En el hospital conocemos a una familia que tiene una historia de supervivencia milagrosa, pero también de una pérdida insoportable.
Ángel Paredes, de 12 años, fue dado de alta. Está en una silla de ruedas con ambas piernas vendadas, pero las heridas son leves. Pasó casi 36 horas bajo los escombros de su casa antes de ser rescatado.
“Él siguió llamando a los rescatistas; así fue como lo encontraron”, dice su madre, Ruth.
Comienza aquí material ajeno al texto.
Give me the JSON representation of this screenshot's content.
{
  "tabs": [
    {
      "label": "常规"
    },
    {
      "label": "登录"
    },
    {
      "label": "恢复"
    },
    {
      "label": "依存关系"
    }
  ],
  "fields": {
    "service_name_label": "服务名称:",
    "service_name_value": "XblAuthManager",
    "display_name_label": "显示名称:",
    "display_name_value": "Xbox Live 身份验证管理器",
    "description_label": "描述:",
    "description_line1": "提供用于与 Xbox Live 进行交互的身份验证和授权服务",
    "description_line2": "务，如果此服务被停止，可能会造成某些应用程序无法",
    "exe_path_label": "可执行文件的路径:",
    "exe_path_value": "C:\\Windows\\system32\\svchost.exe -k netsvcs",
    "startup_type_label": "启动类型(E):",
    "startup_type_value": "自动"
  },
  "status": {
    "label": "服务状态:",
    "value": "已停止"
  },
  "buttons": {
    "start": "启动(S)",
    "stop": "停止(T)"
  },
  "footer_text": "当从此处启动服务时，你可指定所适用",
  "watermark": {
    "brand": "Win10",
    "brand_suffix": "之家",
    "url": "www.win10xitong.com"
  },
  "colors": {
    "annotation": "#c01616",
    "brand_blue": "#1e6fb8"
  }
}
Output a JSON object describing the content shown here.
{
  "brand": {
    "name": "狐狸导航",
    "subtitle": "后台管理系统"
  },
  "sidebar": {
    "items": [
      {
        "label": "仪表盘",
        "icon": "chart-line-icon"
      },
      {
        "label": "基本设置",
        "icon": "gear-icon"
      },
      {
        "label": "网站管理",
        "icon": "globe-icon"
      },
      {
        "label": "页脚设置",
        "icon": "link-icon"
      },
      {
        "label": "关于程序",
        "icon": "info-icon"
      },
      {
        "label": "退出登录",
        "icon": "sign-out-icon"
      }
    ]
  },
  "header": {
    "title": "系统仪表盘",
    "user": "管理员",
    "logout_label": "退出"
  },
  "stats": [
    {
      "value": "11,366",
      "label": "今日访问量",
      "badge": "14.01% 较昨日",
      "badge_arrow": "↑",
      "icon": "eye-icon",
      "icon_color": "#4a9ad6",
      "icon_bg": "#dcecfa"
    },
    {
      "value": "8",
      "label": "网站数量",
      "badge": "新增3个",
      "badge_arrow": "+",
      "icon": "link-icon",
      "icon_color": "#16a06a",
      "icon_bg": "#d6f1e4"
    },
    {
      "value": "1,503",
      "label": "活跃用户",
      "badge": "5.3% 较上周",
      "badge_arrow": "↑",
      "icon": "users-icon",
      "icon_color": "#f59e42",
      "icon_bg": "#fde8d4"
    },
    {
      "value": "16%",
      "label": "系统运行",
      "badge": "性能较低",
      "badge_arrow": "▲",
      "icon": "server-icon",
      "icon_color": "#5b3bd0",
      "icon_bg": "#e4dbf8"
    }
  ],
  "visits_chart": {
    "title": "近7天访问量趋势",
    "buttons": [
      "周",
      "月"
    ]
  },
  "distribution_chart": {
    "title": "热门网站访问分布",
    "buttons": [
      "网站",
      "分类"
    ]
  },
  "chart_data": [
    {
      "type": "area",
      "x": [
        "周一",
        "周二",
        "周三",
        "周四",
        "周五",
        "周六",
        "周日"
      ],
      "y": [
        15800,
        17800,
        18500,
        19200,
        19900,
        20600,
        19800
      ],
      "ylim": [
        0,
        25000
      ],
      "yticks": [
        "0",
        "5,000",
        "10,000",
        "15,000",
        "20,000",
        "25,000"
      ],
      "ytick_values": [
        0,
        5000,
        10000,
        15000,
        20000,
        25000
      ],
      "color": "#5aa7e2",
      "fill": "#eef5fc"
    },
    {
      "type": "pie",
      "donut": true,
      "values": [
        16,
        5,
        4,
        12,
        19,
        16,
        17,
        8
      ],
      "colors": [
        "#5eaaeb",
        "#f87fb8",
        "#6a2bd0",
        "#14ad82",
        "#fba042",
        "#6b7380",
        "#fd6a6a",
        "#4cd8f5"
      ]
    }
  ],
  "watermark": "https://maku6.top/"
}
Visiblemente en estado de shock, Ruth nos cuenta que ha perdido a siete miembros de su familia: dos niños pequeños, su esposo, su madre, dos hermanas y una sobrina. Ruth sobrevivió sin heridas porque estaba trabajando.
Sus manos tiemblan mientras nos muestra una foto en su teléfono móvil de su hijo de 3 años, Alexander, sentado sobre los hombros de su esposo, Raymar.
“Mi hijito estuvo vivo por un tiempo. Pero los rescatistas llegaron demasiado tarde. Y no tenían las máquinas necesarias para excavar entre los escombros más rápido. Murió junto a su padre”, lamenta.
Los cuerpos de su madre y de su hija menor, Aime, una niña de 1 año y medio, aún no han sido encontrados.
Los ojos de Ruth se llenan de lágrimas mientras nos muestra videos de Aime.
Mientras lo sacan del hospital en la silla de ruedas, Ángel dice: “Soy muy cercano a mi familia. Amaba mucho a mis hermanitos. Pasé 36 horas junto a sus cuerpos sin vida”. Su voz se quiebra al hablar.
Por ahora se quedarán con amigos. Como miles de venezolanos, no tienen un hogar al cual regresar.